Türkiye'nin son dönemde çok önemli gelişmeler kaydettiğini bildiren Akdoğan, "Demokratik olarak önemli kazanımlar elde ettik. Ekonomik olarak büyük gelişmeler yaşandı, her alanda artık ileriye doğru bir umut var. Türkiye daha büyüklerini başarabilmeli, başarabilir inancı var. Bu umudu güçlendirmek için yeni Türkiye'yi hep birlikte inşa etmemiz gerekiyor. Bu seçimde eski Türkiye'ye mi döneceğiz, yeni Türkiye'yi birlikte mi kuracağız? Aslında bu seçim, bunun seçimi. Güven ve istikrar sürecek mi, sürmeyecek mi? Bütün bunlar AK Parti'nin güçlü bir şekilde sandıktan çıkmasına bağlı" diye konuştu.

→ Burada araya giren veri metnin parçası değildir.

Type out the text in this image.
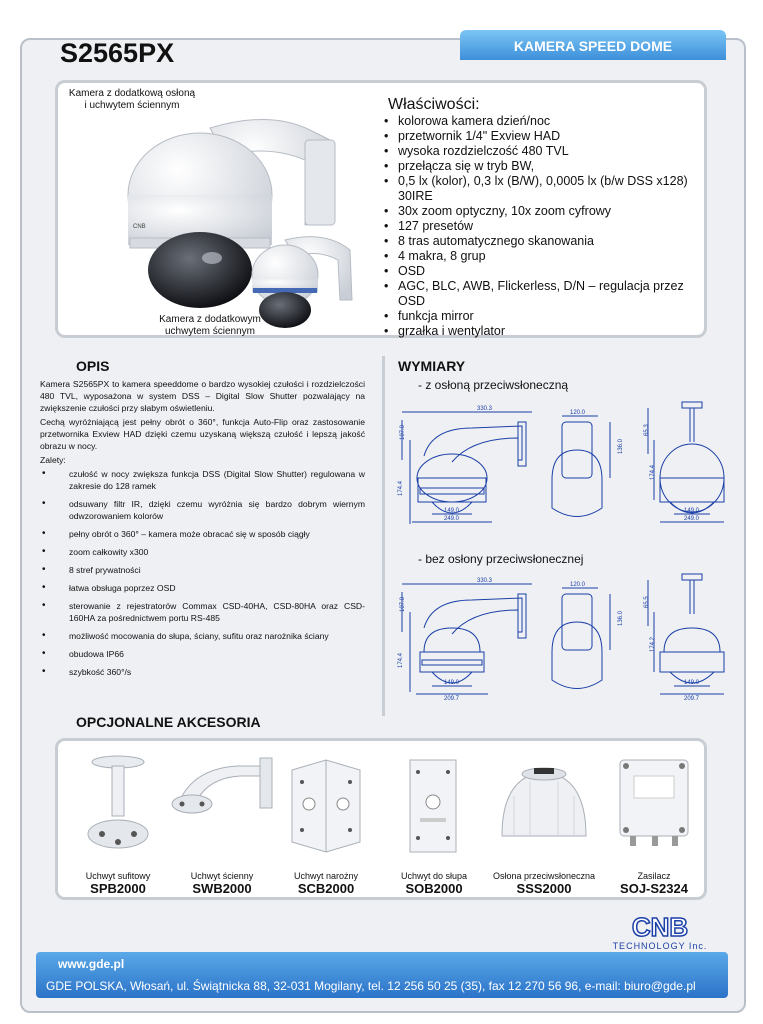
KAMERA SPEED DOME
S2565PX
Kamera z dodatkową osłoną
i uchwytem ściennym
CNB
Kamera z dodatkowym
uchwytem ściennym
Właściwości:
• kolorowa kamera dzień/noc
• przetwornik 1/4" Exview HAD
• wysoka rozdzielczość 480 TVL
• przełącza się w tryb BW,
• 0,5 lx (kolor), 0,3 lx (B/W), 0,0005 lx (b/w DSS x128) 30IRE
• 30x zoom optyczny, 10x zoom cyfrowy
• 127 presetów
• 8 tras automatycznego skanowania
• 4 makra, 8 grup
• OSD
• AGC, BLC, AWB, Flickerless, D/N – regulacja przez OSD
• funkcja mirror
• grzałka i wentylator
OPIS

Kamera S2565PX to kamera speeddome o bardzo wysokiej czułości i rozdzielczości 480 TVL, wyposażona w system DSS – Digital Slow Shutter pozwalający na zwiększenie czułości przy słabym oświetleniu.

Cechą wyróżniającą jest pełny obrót o 360°, funkcja Auto-Flip oraz zastosowanie przetwornika Exview HAD dzięki czemu uzyskaną większą czułość i lepszą jakość obrazu w nocy.

Zalety:

• czułość w nocy zwiększa funkcja DSS (Digital Slow Shutter) regulowana w zakresie do 128 ramek
• odsuwany filtr IR, dzięki czemu wyróżnia się bardzo dobrym wiernym odwzorowaniem kolorów
• pełny obrót o 360° – kamera może obracać się w sposób ciągły
• zoom całkowity x300
• 8 stref prywatności
• łatwa obsługa poprzez OSD
• sterowanie z rejestratorów Commax CSD-40HA, CSD-80HA oraz CSD-160HA za pośrednictwem portu RS-485
• możliwość mocowania do słupa, ściany, sufitu oraz narożnika ściany
• obudowa IP66
• szybkość 360°/s
WYMIARY
- z osłoną przeciwsłoneczną
330.3
174.4
107.0
249.0
149.0
120.0
136.0
65.3
174.4
149.0
249.0
- bez osłony przeciwsłonecznej
330.3
174.4
107.0
209.7
149.0
120.0
136.0
65.5
174.2
149.0
209.7
OPCJONALNE AKCESORIA
Uchwyt sufitowy
SPB2000
Uchwyt ścienny
SWB2000
Uchwyt narożny
SCB2000
Uchwyt do słupa
SOB2000
Osłona przeciwsłoneczna
SSS2000
Zasilacz
SOJ-S2324
CNB
TECHNOLOGY Inc.
www.gde.pl
GDE POLSKA, Włosań, ul. Świątnicka 88, 32-031 Mogilany, tel. 12 256 50 25 (35), fax 12 270 56 96, e-mail: biuro@gde.pl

Akdoğan, 2023 hedeflerine ulaşmak için çok çalışacaklarını vurgulayarak, şöyle devam etti:

"Herkesin birinci sınıf olarak eşit muamele gördüğü bir Türkiye'yi sağlamak zorundayız, bunun bir ayağı Çözüm Süreci'dir. Bu ülkede 44 bin insan hayatını kaybetti, yüz milyarlarca dolar ülke kaynağı heba oldu ve insanlar birbirine kem gözle bakmaya başladılar, bir soğukluk oluşmaya başladı. Siyasi partiler ülkenin bir tarafına gidememeye başladı, bu şekilde bir kısmı bir tarafa gidebiliyor, öbür kısmı öbür tarafa gidebiliyor, bu bir depar sorunu meydana getirir. Yani sen Hakkari'ye, Van'a gidemiyorsun, Şırnak'ta siyaset yapamıyorsun. O zaman nasıl bütünlüğü sağlayacağız? Bu tablo içerisinde kim bütünlüğü sağlıyor? AK Parti. AK Parti'nin herkese söyleyecek sözü var, bu önemli bir kazanımdır."

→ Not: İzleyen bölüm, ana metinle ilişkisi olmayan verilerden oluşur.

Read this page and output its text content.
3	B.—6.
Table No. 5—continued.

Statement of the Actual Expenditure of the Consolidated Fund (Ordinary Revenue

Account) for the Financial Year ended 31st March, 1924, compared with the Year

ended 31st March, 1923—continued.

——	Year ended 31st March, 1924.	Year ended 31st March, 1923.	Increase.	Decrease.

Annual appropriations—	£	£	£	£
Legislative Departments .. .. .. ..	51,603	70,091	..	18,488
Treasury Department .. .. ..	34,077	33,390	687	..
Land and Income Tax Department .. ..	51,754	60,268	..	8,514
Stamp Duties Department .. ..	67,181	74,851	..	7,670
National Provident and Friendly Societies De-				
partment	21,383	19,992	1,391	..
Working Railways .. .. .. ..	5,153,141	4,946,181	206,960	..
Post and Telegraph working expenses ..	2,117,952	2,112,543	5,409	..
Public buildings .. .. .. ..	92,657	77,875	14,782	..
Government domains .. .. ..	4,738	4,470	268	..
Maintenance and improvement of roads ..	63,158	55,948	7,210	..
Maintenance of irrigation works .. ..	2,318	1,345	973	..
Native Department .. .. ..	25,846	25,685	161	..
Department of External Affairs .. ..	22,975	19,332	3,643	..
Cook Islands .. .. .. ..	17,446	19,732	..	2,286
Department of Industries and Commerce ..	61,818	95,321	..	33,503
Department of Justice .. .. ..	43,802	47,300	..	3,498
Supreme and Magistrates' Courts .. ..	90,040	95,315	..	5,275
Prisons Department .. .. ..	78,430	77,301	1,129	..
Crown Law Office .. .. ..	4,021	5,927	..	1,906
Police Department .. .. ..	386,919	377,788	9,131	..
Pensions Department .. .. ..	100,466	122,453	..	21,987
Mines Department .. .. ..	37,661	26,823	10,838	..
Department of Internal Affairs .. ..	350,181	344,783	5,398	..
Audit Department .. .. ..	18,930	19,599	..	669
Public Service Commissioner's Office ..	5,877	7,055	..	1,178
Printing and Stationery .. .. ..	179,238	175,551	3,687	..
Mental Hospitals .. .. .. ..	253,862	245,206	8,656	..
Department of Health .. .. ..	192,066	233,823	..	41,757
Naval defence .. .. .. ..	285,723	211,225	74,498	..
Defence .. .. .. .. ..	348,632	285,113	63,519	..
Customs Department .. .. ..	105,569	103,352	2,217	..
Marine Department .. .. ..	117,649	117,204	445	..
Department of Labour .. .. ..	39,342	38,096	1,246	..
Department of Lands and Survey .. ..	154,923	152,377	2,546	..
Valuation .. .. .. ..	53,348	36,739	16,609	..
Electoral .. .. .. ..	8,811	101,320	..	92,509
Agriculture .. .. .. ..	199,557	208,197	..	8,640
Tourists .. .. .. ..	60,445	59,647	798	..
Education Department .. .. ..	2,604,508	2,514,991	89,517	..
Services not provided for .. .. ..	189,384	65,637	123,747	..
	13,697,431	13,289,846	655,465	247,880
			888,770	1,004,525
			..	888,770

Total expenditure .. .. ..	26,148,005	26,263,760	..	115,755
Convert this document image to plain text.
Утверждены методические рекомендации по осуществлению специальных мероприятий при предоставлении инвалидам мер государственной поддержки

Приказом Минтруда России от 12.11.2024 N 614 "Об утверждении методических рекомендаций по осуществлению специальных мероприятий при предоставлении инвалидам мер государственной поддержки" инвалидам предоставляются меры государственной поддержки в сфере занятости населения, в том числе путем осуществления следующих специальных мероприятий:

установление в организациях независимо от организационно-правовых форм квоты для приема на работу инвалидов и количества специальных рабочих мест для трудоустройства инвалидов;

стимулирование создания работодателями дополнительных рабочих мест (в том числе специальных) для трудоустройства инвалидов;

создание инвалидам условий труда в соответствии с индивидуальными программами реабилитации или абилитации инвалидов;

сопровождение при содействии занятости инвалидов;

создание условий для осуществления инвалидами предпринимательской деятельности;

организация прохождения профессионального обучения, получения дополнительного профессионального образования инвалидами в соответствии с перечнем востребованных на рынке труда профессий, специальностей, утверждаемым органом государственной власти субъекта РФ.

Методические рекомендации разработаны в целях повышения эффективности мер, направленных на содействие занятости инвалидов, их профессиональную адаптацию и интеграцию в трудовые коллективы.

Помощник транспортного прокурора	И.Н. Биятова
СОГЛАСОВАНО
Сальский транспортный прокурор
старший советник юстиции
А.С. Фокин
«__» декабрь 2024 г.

AK Parti'nin, Türkiye'nin bütünlüğünün sigortası olduğunu ifade eden Akdoğan, "AK Parti'yi denklemden alırsanız sigorta atar ve onu koruyacak kimse de yok. Bu yüzden bu sorunları çözelim, idare ediyormuş gibi yapmayalım çünkü idare edilemiyor. Yani 'Her yıl 500 şehit verelim, böyle idare edip gidelim'. Niye, mecbur muyuz biz? İnsanlarımızı kaybetmeye mecbur muyuz? Herkes, bütün Türk milleti canı pahasına mücadele eder, hayatını da verir, koşa koşa da şehit olur ama kimse kimseyi arkasından ittirmeyecek, mecbur bırakmayacak. Senin yanlış politikalarının sebebiyle ülke bu hale gelmeyecek. Bu yüzden bu sorunlar çözülsün diye bir çabanın içerisindeyiz" dedi. 

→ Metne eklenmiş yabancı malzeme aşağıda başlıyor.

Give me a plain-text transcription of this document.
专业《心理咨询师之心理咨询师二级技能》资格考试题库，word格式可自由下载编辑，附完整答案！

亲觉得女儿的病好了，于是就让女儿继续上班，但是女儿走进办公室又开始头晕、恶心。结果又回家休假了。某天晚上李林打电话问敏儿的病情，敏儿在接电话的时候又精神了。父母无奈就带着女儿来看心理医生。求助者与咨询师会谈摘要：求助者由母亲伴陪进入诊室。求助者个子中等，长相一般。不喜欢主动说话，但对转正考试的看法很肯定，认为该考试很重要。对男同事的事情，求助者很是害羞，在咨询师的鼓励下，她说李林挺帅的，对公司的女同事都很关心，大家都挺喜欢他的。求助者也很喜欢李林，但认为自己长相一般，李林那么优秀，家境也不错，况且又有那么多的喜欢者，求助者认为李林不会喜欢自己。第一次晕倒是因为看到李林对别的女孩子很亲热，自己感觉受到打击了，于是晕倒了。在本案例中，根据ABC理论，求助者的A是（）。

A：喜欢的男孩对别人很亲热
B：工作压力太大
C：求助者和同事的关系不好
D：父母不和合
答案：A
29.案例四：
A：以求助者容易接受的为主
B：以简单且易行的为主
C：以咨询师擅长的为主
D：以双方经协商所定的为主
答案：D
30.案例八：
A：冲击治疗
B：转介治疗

"Ülkenin imkanlarını babasının malı gören bir güruh..." 

Yeni anayasa konusuna da değinen Akdoğan, şu ifadeleri kullandı:

"Yarım yamalak bir parlamenter sistem kurmuşlar, üzerine de darbe, darbe, darbe, arkasından darbecilerin anayasaları. Bir vesayet rejimi kurulmuş. Yalandan sandığa gidiyorsun, arkasından başkaları ülkeyi yönetmeye çalışıyor. Böyle demokrasi olur mu? İşte bu başkanlık tartışması falan buradan ortaya çıkıyor. Sürekli 'Sen yönetmeyeceksin, ben yöneteceğim' mücadelesi. Kimsin sen? İmtiyazlı seçkinler grubu. Kimden alıyorsun yetkiyi? Kimseden. Ülkenin imkanlarını babasının malı gören bir güruh, milleti hor görecek, küçümseyecek ve oturduğu yerden ülkeyi yönetecek, buna alışmışlar, biz buna son verdik. İşte bu seçim, bu mücadele açısından da hayati önemdedir."

Başbakan Yardımcısı Akdoğan, bütün kazanımların korunması, yeni Türkiye'nin inşa edilebilmesi ve vesayetçi odakların tamamen geriletilmesi için seçimin çok büyük önem taşıdığını kaydetti.